Guantanamo has become the symbol of the severe
missteps that our country took in recent years. Changing our
interrogation policies to ban torture was an essential first step.
But only by shutting the Guantanamo facility down and restoring tough
but fair procedures can we repair our image in the world. We have
to do that if we hope to have a truly strong national security policy.
To close Guantanamo, we need our national security and legal experts
working hard to come up with a comprehensive plan for its closure, and
we should be funding those efforts. By cutting off that funding,
we have hamstrung the President’s initiative, no matter what we intended
to do. I believe we have made our nation less safe.
Much debate has focused on keeping Guantanamo
detainees out of the United States. In this debate, political
rhetoric has entirely drowned out reason and reality. Our criminal
justice system handles extremely dangerous criminals, and more than a
few terrorists, and it does so safely and effectively. We try very
dangerous people in our courts and hold very dangerous people in our
jails in Vermont and throughout the country. We have the best
justice system in the world. We spend billions of dollars on our
detention facilities, on our law enforcement, and our justice system.
Are we going to say to the world that we’re not good enough to be able
to handle criminal cases of this nature? I don’t believe so.
We try these dangers people and we hold these dangerous people, in
Vermont and throughout our country. We are showing we can do it.
And I know; I put some of them there. We do it every day in ways
that keep the American people safe and secure, and I have absolute
confidence that we can do it for even the most dangerous terrorism
suspects.
The Judiciary Committee has held several hearings on
the issue of how to best handle detainees, and experts and judges from
across the political spectrum have agreed that our courts and our
criminal justice system can handle this challenge and indeed has handled
it many times already. If after all these billions of dollars,
after all the superb men and women we have working in our justice
system, an all we spend on our maximum security facilities, are we going
to say to the world, America is not strong enough to try the worst of
these criminals? When we were hit with one of the worst terrorist
attacks in this country, Oklahoma City, did we say we can’t try these
people we have no captured? We can’t have them in a courtroom
where it isn’t secure? We cannot punish them? Of course not.

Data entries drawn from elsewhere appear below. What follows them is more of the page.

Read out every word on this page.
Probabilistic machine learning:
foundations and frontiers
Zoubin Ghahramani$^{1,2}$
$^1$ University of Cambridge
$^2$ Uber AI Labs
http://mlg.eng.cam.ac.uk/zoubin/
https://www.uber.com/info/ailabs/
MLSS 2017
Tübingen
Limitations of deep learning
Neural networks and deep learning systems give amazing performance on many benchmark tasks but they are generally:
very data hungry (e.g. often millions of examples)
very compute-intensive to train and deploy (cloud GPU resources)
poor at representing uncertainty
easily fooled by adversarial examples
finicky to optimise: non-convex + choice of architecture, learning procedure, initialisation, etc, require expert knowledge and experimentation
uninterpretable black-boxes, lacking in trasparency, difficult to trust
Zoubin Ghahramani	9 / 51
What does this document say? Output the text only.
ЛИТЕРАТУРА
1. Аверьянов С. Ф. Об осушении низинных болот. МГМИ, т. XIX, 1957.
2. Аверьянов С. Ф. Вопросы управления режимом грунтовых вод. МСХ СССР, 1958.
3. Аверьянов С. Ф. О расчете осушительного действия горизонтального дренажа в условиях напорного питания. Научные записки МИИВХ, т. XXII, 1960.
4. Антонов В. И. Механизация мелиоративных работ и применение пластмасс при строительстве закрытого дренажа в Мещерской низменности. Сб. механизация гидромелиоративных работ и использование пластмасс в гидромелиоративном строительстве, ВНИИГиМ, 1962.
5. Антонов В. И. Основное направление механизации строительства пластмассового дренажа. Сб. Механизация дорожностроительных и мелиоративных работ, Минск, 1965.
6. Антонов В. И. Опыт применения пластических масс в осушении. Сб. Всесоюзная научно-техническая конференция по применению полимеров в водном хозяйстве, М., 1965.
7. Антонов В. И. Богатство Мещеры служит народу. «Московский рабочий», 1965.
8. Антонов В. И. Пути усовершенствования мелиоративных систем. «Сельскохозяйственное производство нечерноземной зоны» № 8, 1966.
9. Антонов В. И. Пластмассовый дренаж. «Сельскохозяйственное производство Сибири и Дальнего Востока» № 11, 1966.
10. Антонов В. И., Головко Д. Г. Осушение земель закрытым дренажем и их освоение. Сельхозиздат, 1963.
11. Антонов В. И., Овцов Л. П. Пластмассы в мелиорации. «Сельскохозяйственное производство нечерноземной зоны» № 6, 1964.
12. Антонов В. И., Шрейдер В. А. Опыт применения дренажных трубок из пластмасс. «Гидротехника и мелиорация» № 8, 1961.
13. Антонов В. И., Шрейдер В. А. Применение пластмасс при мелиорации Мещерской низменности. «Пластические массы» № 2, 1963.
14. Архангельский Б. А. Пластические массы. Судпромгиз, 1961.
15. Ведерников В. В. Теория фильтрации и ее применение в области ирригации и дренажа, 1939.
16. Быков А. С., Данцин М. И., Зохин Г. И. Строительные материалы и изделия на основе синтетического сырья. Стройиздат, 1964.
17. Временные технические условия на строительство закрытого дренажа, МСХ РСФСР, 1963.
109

We went ahead. We followed a system of justice. Having been
horribly damaged in Oklahoma City, we followed our system of justice and
the rest of the world looked at it and learned from us. Let’s not
step back from that. Republican luminaries like General Colin
Powell have agreed with this idea. Republican member of the
Judiciary Committee, Senator Graham, has said, “The idea that we cannot
find a place to securely house 250-plus detainees within the United
States is not rational.”
Let’s let reality come in and overwhelm rhetoric.
It is time to act on our principles and our constitutional system.
Those who we believe to be guilty of heinous crimes should be tried and
punished severely. The courts and our prisons are more than up to
the task. Those who are innocent should be released. There
will be tough cases, and we should give the administration the resources
it needs to find ways to dispose of those cases responsibly.
Let us put aside heated and distorted rhetoric and
support the President in his efforts to truly make our country safe and
strong and a republic worthy of the history and values that have always
made America great. I believed that when I was a young lawyer in
private practice. And I believed that when I was a prosecutor.
I believe that even more today as a United States Senator.